Amateurs d’occultisme

Ne vous laissez donc pas impressionner par les amateurs d’occultisme et d’alchimie – inspirés par le trop fameux livre de Fulcanelli, Le Mystère des cathédrales et l’interprétation ésotérique des symboles hermétiques du Grand Œuvre (1926) – qui essaient de faire croire aux visiteurs de cathédrales que certaines pierres portent des marques « kabbalistiques », témoignant d’une gnose mystérieuse. Ces marques, bien réelles, étaient purement utilitaires : elles indiquaient la provenance des pierres, leur positionnement ou l’identité des équipes d’ouvriers qui les avaient taillées ou mises en place. Pour le reste, comme le soulignait Émile Mâle (1862-1954), l’un des plus grands historiens de l’art religieux français, « les artistes du Moyen Âge ne furent ni des révoltés, ni des “penseurs”, ni des précurseurs de la Révolution. Il est devenu inutile de les présenter sous ce jour pour intéresser le public à leur œuvre » (cf. L’art religieux du XIIIe siècle, 1948).
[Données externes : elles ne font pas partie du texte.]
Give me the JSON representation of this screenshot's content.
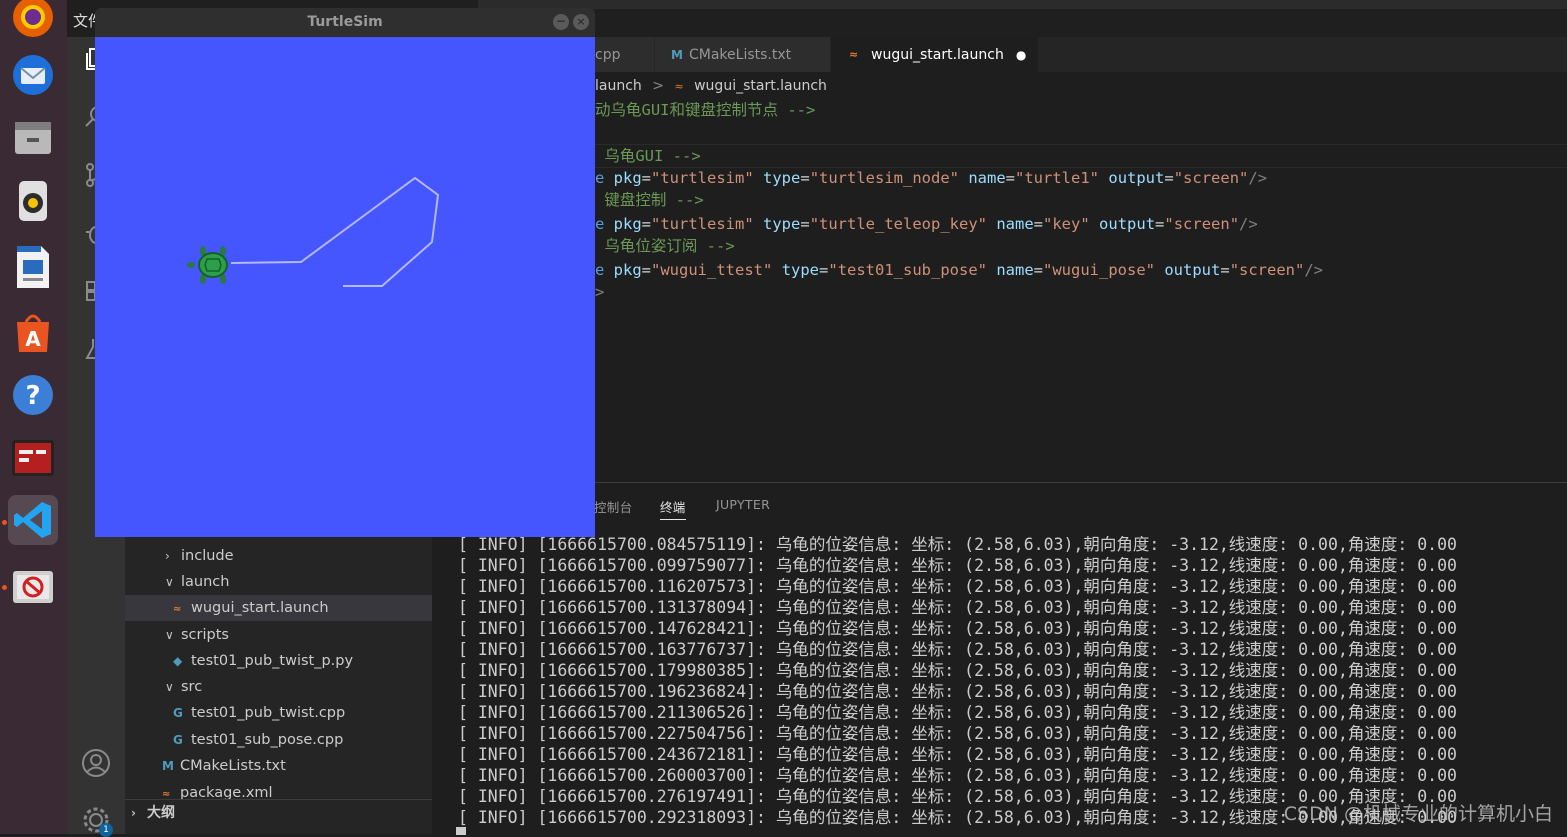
{
  "desktop": {
    "menu_partial": "文件",
    "dock": [
      "firefox-icon",
      "thunderbird-icon",
      "files-icon",
      "rhythmbox-icon",
      "writer-icon",
      "software-center-icon",
      "help-icon",
      "terminal-icon",
      "vscode-icon",
      "disabled-app-icon"
    ]
  },
  "turtlesim": {
    "title": "TurtleSim",
    "background_color": "#4556ff",
    "path_color": "#b3b8ff"
  },
  "editor": {
    "tabs": [
      {
        "label": "cpp",
        "icon": "cpp-file-icon"
      },
      {
        "label": "CMakeLists.txt",
        "icon": "cmake-file-icon"
      },
      {
        "label": "wugui_start.launch",
        "icon": "launch-file-icon",
        "modified_dot": "●"
      }
    ],
    "breadcrumb": {
      "part1": "launch",
      "separator": ">",
      "file": "wugui_start.launch"
    },
    "code": {
      "l1_comment": "动乌龟GUI和键盘控制节点 -->",
      "l3_comment": " 乌龟GUI -->",
      "l4": {
        "prefix": "e ",
        "pkg_attr": "pkg",
        "pkg_val": "\"turtlesim\"",
        "type_attr": "type",
        "type_val": "\"turtlesim_node\"",
        "name_attr": "name",
        "name_val": "\"turtle1\"",
        "out_attr": "output",
        "out_val": "\"screen\"",
        "close": "/>"
      },
      "l5_comment": " 键盘控制 -->",
      "l6": {
        "prefix": "e ",
        "pkg_attr": "pkg",
        "pkg_val": "\"turtlesim\"",
        "type_attr": "type",
        "type_val": "\"turtle_teleop_key\"",
        "name_attr": "name",
        "name_val": "\"key\"",
        "out_attr": "output",
        "out_val": "\"screen\"",
        "close": "/>"
      },
      "l7_comment": " 乌龟位姿订阅 -->",
      "l8": {
        "prefix": "e ",
        "pkg_attr": "pkg",
        "pkg_val": "\"wugui_ttest\"",
        "type_attr": "type",
        "type_val": "\"test01_sub_pose\"",
        "name_attr": "name",
        "name_val": "\"wugui_pose\"",
        "out_attr": "output",
        "out_val": "\"screen\"",
        "close": "/>"
      },
      "l9_close": ">"
    }
  },
  "panel": {
    "tabs": [
      "控制台",
      "终端",
      "JUPYTER"
    ],
    "active_tab": "终端",
    "log_prefix": "[ INFO] ",
    "log_message": ": 乌龟的位姿信息: 坐标: (2.58,6.03),朝向角度: -3.12,线速度: 0.00,角速度: 0.00",
    "timestamps": [
      "[1666615700.084575119]",
      "[1666615700.099759077]",
      "[1666615700.116207573]",
      "[1666615700.131378094]",
      "[1666615700.147628421]",
      "[1666615700.163776737]",
      "[1666615700.179980385]",
      "[1666615700.196236824]",
      "[1666615700.211306526]",
      "[1666615700.227504756]",
      "[1666615700.243672181]",
      "[1666615700.260003700]",
      "[1666615700.276197491]",
      "[1666615700.292318093]"
    ]
  },
  "explorer": {
    "items": [
      {
        "label": "include",
        "kind": "folder-collapsed"
      },
      {
        "label": "launch",
        "kind": "folder-open"
      },
      {
        "label": "wugui_start.launch",
        "kind": "launch-file",
        "selected": true
      },
      {
        "label": "scripts",
        "kind": "folder-open"
      },
      {
        "label": "test01_pub_twist_p.py",
        "kind": "python-file"
      },
      {
        "label": "src",
        "kind": "folder-open"
      },
      {
        "label": "test01_pub_twist.cpp",
        "kind": "cpp-file"
      },
      {
        "label": "test01_sub_pose.cpp",
        "kind": "cpp-file"
      },
      {
        "label": "CMakeLists.txt",
        "kind": "cmake-file"
      },
      {
        "label": "package.xml",
        "kind": "xml-file"
      }
    ],
    "outline_label": "大纲"
  },
  "watermark": "CSDN @机械专业的计算机小白"
}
Rien à voir avec le Temple de Salomon

Dans le même ordre d’idées, il ne faut pas se laisser prendre aux fables qu’on lit ici et là, nous assurant que les temples maçonniques seraient les continuateurs du Temple de Salomon, au même titre que les cathédrales. Cette idée saugrenue provient des textes fondateurs de la franc-maçonnerie – les Constitutions d’Anderson (1723) et la Masonry dissected (1730) – qui affirment que le grand ancêtre de l’Ordre maçonnique aurait été Hiram, l’architecte du Temple du roi Salomon à Jérusalem (I Rois 7, 13). Il est vrai que les temples maçonniques comportent un certain nombre d’éléments directement tirés de la description du Temple de Jérusalem dans la Bible : c’est en particulier le cas des deux colonnes situées à l’entrée des temples, marquées des lettres J et B, signifiant Jakin et Boaz, référence directe à ce passage du premier livre des Rois : « Hiram dressa les colonnes dans le portique du Temple ; il dressa la colonne de droite, et la nomma Jakin ; puis il dressa la colonne de gauche, et la nomma Boaz » (7, 21). On pourrait ajouter les grenades qui couronnent les colonnes (2 Chroniques 3, 15), les séphirots et le tétragramme hébraïque qui ornent le mur oriental.

Mais ces rapprochements sont de pure surface et ne sauraient dissimuler la différence radicale entre les deux.

Les temples maçonniques ne peuvent en aucune façon prétendre à une quelconque continuité avec le Temple de Salomon pour la bonne raison qu’ils ne sont pas des lieux de culte. On n’y adore pas le vrai Dieu et l’on n’y fait pas de sacrifices. Ce sont de simples lieux de réunions, de colloques philosophiques, agrémentés de symboles syncrétiques, où la référence à l’Ancien Testament a pour fonction essentielle d’éviter l’évocation du christianisme.

Le prêtre et la victime

Les seuls édifices religieux qui remplissent les mêmes fonctions que le Temple de Salomon, ce sont précisément les églises, puisqu’elles ne sont pas des lieux où la communauté se contemple le nombril spirituel en vue de s’auto-perfectionner. Ce sont des lieux d’adoration, où tout le monde est tourné vers Dieu, non vers soi. L’église, comme le Temple de Salomon, avec son Saint des Saints, son tabernacle, est le lieu de la présence divine, de la Présence réelle en vue du pardon des péchés. Car les sacrifices du Temple n’ont jamais été abolis, ils ont été dépassés, accomplis par le Christ, qui est la fois le prêtre et la victime – et se perpétuent, transfigurés, sur l’autel de la messe.